I once tried to learn how to make music, with Thor as my teacher. I learned a bit, but I lost the desire to practice as time went on. I feel that Thor might be feeling the same way I might have felt, if I had been forced to continue learning music even when I didn’t want to.

We want to grow in different directions and into different domains. I feel like this makes a really silent friction in the way we write for this blog, and I’ve got no idea how to fix it. I know there’s gotta be a super clever solution somewhere out there, but I can’t for the life of me figure it out.

I want to keep writing GYSO, and I want to do it with my good friend Thor. I also want to make sure that we both enjoy writing it to the fullest extent we can manage while also making it the best it can possibly be. Right now I think our differing priorities and ideas are holding us back instead of combining to create something better than the sum of its parts.

Well. That happened.

Even with all this, my feelings about GYSO in the past year are mostly positive. I really had to dig deep into my insecurities to dredge up some of these examples, and I’m not even sure if the last issue is even something to worry about.

Let’s move on to the next section before I explode.

What happens next?

Thor: We seem to be on a new track with Positivity and Beans, taking a more laid-back, reality-centered way of writing. That excites me, as I’ve lost a lot of interest for the weird-for-the-sake-of-weird ideas that we brainstorm together. The most beautiful posts have been naturally occurring out of slowly building drafts, discussing our weeks and other subjects, seeping into legendary phrases and stories that get referenced practically daily by the GYSO team internally.

Where would I be without GYSO? Probably less close to Tim. Less proud of myself. Less confident in my abilities to do things. Less inclined to accept that projects and results can be just what they are. That is, I would be more romanticizing of the creative process and kept glorifying the holy creative output that every other person that isn’t me has.

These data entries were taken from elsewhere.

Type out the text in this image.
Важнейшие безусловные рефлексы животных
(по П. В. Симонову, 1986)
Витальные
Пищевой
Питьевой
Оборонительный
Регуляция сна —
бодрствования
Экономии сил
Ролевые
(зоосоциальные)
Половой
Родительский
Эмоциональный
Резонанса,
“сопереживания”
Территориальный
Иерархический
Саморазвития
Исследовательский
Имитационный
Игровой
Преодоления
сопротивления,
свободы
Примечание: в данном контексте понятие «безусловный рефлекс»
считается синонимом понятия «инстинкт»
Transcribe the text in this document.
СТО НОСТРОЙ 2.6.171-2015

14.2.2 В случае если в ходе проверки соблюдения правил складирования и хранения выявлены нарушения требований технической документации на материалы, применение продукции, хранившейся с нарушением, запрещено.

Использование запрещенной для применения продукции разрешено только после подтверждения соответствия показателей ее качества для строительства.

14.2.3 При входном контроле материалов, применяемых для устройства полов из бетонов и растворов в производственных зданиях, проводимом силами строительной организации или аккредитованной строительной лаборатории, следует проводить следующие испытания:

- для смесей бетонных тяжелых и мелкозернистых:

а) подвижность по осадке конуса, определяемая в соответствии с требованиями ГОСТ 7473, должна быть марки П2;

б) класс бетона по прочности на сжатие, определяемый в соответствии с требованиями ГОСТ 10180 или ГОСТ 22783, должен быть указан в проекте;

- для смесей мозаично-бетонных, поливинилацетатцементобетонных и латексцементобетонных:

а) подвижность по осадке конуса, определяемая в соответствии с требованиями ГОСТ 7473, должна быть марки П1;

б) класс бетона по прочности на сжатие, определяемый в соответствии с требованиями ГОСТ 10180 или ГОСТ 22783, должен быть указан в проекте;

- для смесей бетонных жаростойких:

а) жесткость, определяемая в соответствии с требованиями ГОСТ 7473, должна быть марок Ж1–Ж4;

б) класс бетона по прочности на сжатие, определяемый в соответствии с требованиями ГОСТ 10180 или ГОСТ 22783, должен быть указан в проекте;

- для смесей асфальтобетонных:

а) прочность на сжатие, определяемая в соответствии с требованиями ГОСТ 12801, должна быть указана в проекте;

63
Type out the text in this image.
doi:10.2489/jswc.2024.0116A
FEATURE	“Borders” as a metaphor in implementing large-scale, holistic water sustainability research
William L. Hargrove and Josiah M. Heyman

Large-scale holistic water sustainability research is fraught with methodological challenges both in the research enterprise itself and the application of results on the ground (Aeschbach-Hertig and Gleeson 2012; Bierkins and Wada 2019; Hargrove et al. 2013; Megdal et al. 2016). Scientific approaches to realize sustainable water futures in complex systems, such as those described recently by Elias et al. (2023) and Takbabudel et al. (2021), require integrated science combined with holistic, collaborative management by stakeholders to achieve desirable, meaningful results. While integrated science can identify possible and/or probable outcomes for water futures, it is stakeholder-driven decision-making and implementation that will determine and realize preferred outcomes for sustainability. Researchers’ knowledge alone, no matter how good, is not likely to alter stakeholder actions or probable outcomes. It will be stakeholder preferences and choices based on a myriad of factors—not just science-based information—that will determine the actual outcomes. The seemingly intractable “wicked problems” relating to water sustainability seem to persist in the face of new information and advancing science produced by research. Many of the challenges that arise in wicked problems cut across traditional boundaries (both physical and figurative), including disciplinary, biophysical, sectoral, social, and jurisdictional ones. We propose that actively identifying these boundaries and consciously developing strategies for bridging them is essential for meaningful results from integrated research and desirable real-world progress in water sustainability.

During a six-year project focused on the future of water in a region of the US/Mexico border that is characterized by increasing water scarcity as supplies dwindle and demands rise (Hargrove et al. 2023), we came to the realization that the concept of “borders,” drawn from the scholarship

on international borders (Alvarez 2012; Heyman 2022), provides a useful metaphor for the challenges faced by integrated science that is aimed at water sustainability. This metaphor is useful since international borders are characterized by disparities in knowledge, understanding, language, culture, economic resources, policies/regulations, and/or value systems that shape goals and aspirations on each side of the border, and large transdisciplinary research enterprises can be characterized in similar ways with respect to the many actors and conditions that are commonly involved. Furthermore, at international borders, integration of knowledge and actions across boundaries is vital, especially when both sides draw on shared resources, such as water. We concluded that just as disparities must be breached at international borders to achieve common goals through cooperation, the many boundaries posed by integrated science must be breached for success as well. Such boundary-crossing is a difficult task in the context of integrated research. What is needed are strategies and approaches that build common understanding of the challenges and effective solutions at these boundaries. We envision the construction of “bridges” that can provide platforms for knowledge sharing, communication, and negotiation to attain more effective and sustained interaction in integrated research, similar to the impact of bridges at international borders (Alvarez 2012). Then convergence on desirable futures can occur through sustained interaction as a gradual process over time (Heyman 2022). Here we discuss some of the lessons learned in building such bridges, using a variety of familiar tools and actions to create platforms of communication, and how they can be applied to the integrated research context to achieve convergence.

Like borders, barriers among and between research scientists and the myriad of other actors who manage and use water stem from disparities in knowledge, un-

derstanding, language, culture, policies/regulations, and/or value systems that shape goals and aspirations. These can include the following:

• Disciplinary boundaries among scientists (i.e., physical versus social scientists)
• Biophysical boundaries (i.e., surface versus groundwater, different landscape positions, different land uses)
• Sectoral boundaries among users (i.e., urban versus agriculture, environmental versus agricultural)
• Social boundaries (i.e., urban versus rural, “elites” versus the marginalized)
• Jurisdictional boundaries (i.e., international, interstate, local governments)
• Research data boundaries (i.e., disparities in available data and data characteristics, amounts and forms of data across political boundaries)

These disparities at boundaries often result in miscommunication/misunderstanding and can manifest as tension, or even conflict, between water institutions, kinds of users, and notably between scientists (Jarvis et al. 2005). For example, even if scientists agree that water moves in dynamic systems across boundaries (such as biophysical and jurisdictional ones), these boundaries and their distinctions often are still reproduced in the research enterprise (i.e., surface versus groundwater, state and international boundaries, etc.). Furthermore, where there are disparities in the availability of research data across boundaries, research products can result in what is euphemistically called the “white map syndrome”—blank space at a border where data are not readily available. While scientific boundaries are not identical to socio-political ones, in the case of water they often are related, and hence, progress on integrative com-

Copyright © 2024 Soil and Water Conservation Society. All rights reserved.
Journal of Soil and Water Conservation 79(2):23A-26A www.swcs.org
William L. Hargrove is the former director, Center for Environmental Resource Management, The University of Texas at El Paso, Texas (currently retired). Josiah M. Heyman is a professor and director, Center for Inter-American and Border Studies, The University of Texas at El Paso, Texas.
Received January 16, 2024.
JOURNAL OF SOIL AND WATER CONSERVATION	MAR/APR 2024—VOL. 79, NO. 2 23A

Strangely, despite being in music education I find myself listening only to music I’ve listened to probably hundreds of times before, instead of exploring new things. The really weird stuff starts happening when I put on my melodic hardcore jam of choice, Counterpart’s album The Difference Between Hell and Home, and in the span of two days, that album has taken me through the revitalization and symbolism of my teenage angst. But then, with life events, I start hearing and feeling the light that got me through my teenage wish for the sweet release of death.

Tim:
This is the “What Happens Next” section, and this time I’ll actually use it for that purpose! I know, right? This section has become the “few sentence outro” part of our posts, but not this time.

Where do we go from here? I don’t fuckin know.

Anticlimactic? Yes. But its also true. GYSO is such a volatile thing that I can’t even predict where it’ll go on a week-by-week basis, let alone how we’re gonna navigate the next year.

I do plan on solving some, if not most, of the problems I brought up in the “What Went Wrong” section. I also plan on fleshing own writing website.

We’ve got something huge in the works that we can’t really talk about right now, but that’s probably not going to come to fruition until after next year, if not later. Still, its going to be taking a lot of my attention for most of that time.

Other than that, I’m just gonna keep moving along. I’m proud of this project, even with all its rough edges. I can safely say that this has changed my life, and I’m excited to see where it’ll take me next.